Populações que possivelmente jamais tivessem imaginando se tornarem olímpicas, ao menos por algumas horas. Até chegar ao Maracanã, em 5 de agosto, para a abertura oficial dos Jogos Olímpicos, a tocha terá percorrido um total de 20 mil quilômetros em solo nacional. Nunca tantas pessoas conduziram a tocha até a pira olímpica: cerca de 12 mil. 

Ceará
Um desses condutores, escolhido devido a seu projeto social no sertão do Ceará, foi Rafael Studart, que levou a tocha na cidade de Forquilha (CE). Em 2012, em Milhã, município distante mais de 300 quilômetros de Fortaleza, Studart criou o projeto Vida na Seca, liderando uma campanha para vender camisetas, cujo lucro foi revertido em 16 mil litros de água mais três toneladas de alimentos não perecíveis a 50 famílias que enfrentavam a pior seca das últimas décadas no sertão.

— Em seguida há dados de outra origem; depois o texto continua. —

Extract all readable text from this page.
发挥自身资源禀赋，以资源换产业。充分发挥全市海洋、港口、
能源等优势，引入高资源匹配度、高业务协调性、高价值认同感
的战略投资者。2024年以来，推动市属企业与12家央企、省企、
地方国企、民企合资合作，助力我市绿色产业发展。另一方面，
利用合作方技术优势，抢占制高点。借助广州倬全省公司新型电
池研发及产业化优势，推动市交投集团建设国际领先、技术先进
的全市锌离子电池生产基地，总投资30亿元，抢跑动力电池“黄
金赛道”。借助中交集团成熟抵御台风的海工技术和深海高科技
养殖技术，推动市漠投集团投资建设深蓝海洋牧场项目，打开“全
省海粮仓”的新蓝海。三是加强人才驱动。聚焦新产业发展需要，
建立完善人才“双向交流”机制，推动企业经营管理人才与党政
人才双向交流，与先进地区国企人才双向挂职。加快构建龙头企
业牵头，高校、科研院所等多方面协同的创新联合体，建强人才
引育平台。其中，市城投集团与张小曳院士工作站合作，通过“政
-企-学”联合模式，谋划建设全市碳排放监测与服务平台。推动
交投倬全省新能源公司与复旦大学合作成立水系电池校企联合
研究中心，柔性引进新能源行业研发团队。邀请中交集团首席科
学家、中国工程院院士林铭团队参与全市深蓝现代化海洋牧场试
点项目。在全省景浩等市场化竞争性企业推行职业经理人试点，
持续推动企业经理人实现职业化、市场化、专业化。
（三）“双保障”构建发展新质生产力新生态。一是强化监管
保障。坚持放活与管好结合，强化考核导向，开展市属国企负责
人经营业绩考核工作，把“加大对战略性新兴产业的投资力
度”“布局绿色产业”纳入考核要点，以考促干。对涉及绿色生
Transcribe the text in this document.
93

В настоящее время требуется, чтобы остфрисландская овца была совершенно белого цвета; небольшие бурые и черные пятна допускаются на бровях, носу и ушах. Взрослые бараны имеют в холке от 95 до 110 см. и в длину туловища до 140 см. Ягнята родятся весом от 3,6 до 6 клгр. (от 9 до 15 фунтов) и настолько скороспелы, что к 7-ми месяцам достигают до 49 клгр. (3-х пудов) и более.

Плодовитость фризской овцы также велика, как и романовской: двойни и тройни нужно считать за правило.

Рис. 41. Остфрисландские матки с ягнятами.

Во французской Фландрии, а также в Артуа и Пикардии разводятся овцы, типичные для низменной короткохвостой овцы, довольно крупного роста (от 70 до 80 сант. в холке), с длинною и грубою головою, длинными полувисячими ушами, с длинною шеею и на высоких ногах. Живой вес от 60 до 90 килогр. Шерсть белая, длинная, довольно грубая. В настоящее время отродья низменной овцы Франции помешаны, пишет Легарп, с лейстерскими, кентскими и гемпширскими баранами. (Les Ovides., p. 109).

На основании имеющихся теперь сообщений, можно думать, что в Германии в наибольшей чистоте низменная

— Foi um momento fantástico, pois a tocha olímpica acabou ajudando na divulgação de nossa causa — contou Studart.

Amazonas
O caminho da tocha também teve alguns percalços. O mais rumoroso deles, ocorreu em Manaus, quando o Comando Militar da Amazônia não teve a mais luminosa das ideias e expôs uma onça encoleirada junto à tocha. Após a passagem da chama, a onça foi recolhida, mas, no momento da transição entre uma jaula e outra, a onça Juma ficou assustada, tentou atacar o veterinário do Exército e foi abatida - após receber uma série de tiros de tranquilizantes, que resultaram em efeito algum. A morte da onça, naturalmente, causou revolta planetária. Ainda no Amazonas, em Catalão, a tocha foi conduzida pelo rio, ao lado de um boto rosa - que também gerou alguma revolta nas redes sociais.

Pernambuco
Em Caruaru (PE), a Força Nacional de Segurança (aqueles soldados vestidos com roupas caqui e que correm em fileiras, ao lado da tocha) entoou Vida de Viajante, música de Luiz Gonzaga (cuja letra diz "minha vida é andar por este país, pra ver se um dia descanso feliz, guardando as recordações das terras onde passei, andando pelos sertões e dos amigos que lá deixei), à capela, quando a tocha foi conduzida pelo comandante da Força, Francisco Cantarelli. Em Recife, um susto. O técnico de natação João Reinaldo Costa Lima Neto, o Nikita, um senhor de 69 anos, caminhava com a tocha quando tropeçou em um buraco no asfalto e caiu. Apesar do tombo, jamais soltou a tocha - que seguiu acesa.

Rio Grande do Norte
A grande preocupação da Força Nacional de Segurança, que guarda a tocha olímpica, são as manifestações políticas e as possibilidades de atentados. Como qualquer incidente que envolva a tocha será um evento de repercussão mundial, há grande temor com relação a esses temas. Enquanto isso, a chama segue seu rumo, cruzando com muitos momentos de alegria das comunidades e, outros, absolutamente inusitados. Em Mossoró (RN), uma senhora tentou se aproximar da tocha com uma vassoura, a fim de acendê-la, querendo transformá-la em uma espécie de "tocha olímpica alternativa". Não conseguiu se aproximar da real tocha. Mas contou com o apoio de populares, que colocaram fogo na piaçava.

Mato Grosso do Sul
E há quem sonhe apagar a tocha - cuja chama é mantida por gás. Em Maracaju (MS), um homem atirou um água de um balde na direção da tocha, mas não teve sucesso no empreendimento. Foi detido e, antes de pagar uma multa de R$ 1 mil, contou aos policiais que havia apostado com amigos que tentaria apagar o símbolo olímpico. Já em Maringá (PR), uma professora que protestava contra o governo Temer tentou extinguir a chama com um cartaz. Já em Cascavel (PR), um homem acionou um extintor de incêndio contra a tocha. Nenhum dos dois teve sucesso. 

Rio Grande do Sul
A tocha olímpica chegará ao Rio Grande do Sul neste domingo, entrando por Erechim. Na quinta-feira, ela desfilará por Porto Alegre. Roger Machado, técnico do Grêmio, abrirá o trajeto, a partir do parque Moinhos de Vento. Tinga representará o Inter, conduzindo a tocha em frente ao Beira-Rio, enquanto que a ex-ginasta olímpica Daiane dos Santos encerrará a etapa porto-alegrense de tocha olímpica. O novo técnico da Seleção, Tite, conduzirá o símbolo olímpico em sua cidade natal, Caxias.